C- company-pay federal and state taxes according to income. Profits are handed over to shareholders, who have to pay income tax when they declare personal income tax. Double taxation is its biggest drawback.

S-corporation-the legal characteristics are the same as those of C-Corporation, but it is not necessary to pay taxes directly, just declare income and pay personal income tax.

S company

superiority

The owner is only responsible for the shares invested. The existence of the company is not affected by the death of any owner or the transfer of shares. Unless otherwise stipulated in the articles of association, a statutory company enjoys the characteristics of existence.
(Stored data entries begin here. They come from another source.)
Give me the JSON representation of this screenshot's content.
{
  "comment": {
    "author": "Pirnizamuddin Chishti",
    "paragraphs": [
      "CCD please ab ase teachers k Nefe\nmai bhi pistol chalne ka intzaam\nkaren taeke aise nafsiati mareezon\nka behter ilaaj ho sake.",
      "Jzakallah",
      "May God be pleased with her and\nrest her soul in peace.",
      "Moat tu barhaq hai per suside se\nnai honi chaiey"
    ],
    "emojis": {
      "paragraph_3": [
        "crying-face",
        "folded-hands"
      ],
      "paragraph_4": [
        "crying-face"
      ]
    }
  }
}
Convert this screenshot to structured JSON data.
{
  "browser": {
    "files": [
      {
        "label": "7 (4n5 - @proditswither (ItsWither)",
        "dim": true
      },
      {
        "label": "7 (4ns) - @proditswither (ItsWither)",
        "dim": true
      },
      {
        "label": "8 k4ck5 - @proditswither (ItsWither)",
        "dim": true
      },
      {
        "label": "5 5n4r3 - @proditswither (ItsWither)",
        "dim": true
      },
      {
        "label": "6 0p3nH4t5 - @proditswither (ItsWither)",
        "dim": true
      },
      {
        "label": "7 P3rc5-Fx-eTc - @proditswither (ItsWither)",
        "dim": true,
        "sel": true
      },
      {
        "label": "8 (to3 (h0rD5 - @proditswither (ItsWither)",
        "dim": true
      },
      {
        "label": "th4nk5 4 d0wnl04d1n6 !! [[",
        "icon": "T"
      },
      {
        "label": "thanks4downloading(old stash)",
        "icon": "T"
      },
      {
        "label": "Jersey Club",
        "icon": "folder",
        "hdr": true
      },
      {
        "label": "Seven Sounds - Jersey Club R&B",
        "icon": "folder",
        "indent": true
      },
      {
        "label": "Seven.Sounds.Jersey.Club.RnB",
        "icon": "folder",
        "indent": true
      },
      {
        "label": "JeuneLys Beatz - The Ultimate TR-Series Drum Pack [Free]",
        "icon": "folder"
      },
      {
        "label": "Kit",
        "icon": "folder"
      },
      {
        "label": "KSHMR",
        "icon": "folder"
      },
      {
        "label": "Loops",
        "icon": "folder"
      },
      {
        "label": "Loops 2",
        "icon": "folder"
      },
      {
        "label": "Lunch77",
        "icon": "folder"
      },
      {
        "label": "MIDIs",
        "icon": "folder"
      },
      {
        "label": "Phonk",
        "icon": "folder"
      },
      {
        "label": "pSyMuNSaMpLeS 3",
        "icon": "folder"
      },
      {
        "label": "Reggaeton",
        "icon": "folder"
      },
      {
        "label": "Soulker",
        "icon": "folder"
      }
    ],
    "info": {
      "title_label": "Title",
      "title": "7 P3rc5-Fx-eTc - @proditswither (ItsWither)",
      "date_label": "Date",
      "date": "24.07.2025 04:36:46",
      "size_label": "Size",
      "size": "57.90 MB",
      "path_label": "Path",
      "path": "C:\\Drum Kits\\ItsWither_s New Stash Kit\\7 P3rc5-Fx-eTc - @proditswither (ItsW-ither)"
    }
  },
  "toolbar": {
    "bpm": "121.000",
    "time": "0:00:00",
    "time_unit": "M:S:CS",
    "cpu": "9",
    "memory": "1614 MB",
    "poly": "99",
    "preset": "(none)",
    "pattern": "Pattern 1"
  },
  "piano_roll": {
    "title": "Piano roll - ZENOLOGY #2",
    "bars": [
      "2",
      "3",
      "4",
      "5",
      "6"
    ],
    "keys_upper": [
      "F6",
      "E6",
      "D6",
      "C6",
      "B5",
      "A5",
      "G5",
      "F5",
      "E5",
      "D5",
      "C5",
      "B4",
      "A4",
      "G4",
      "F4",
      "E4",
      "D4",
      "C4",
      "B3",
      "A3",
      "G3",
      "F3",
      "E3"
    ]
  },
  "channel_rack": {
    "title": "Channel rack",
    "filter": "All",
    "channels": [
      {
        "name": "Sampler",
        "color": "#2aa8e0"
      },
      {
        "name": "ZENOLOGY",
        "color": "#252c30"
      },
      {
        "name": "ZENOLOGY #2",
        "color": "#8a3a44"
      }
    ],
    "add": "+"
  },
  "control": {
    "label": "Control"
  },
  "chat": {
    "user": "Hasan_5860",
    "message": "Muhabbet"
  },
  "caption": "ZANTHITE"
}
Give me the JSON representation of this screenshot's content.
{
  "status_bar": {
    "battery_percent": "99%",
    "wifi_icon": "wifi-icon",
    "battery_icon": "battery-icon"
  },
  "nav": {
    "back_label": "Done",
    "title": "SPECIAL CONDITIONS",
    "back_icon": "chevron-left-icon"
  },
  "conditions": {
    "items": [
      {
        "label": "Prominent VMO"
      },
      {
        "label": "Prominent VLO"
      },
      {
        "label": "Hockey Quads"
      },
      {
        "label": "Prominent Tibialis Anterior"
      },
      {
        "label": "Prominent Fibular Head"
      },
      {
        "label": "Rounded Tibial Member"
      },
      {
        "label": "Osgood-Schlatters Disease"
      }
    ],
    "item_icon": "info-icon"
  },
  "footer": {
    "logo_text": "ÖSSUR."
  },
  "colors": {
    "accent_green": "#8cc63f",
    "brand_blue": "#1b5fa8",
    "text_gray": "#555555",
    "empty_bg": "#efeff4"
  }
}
As an independent legal person, a limited partnership can own property, plaintiff or defendant.

Disadvantages: complicated record keeping, strict regulations and repeated tax payment.

2), limited liability company (LLC)

Definition: it is an independent legal person, between a partnership company and a statutory company, and bears the limited liability of a statutory company, and the tax laws of an individual or a partnership company.

limited liability company

Advantages are like partnership companies, and limited liability companies have operating agreements. A limited liability company may be composed of one or more members. Because it is

An independent legal person, limited partnership company can own property, plaintiff or defendant. Managers elected by members of a limited liability company may be individuals or other legal persons. Unless otherwise specified in the company structure, a limited liability company enjoys legal rights.

Characteristics of the company's existence.

The disadvantage is that it is an independent legal person, and a limited liability company needs more legal documents than an ordinary partnership company or an individual company.

3) Limited liability partnership (LLP)

Definition: It is an independent legal person and can protect all general partners. Usually suitable for professionals. Similar to the legal liability of LLC, but like a partnership company, there is no need to pay corporate tax directly.

Limited liability company (LLP)

Advantages: independent legal person, limited partner is responsible for the amount invested, and does not need to be negative.

Other duties. The company profits earned by each partner can be directly declared as personal income tax. The limited liability partnership agreement does not need to indicate the validity period. As an independent legal person, a limited partnership can own property, plaintiff or defendant.

The disadvantage is that it is an independent legal person, and a limited liability company needs more legal documents than an ordinary partnership company or an individual company.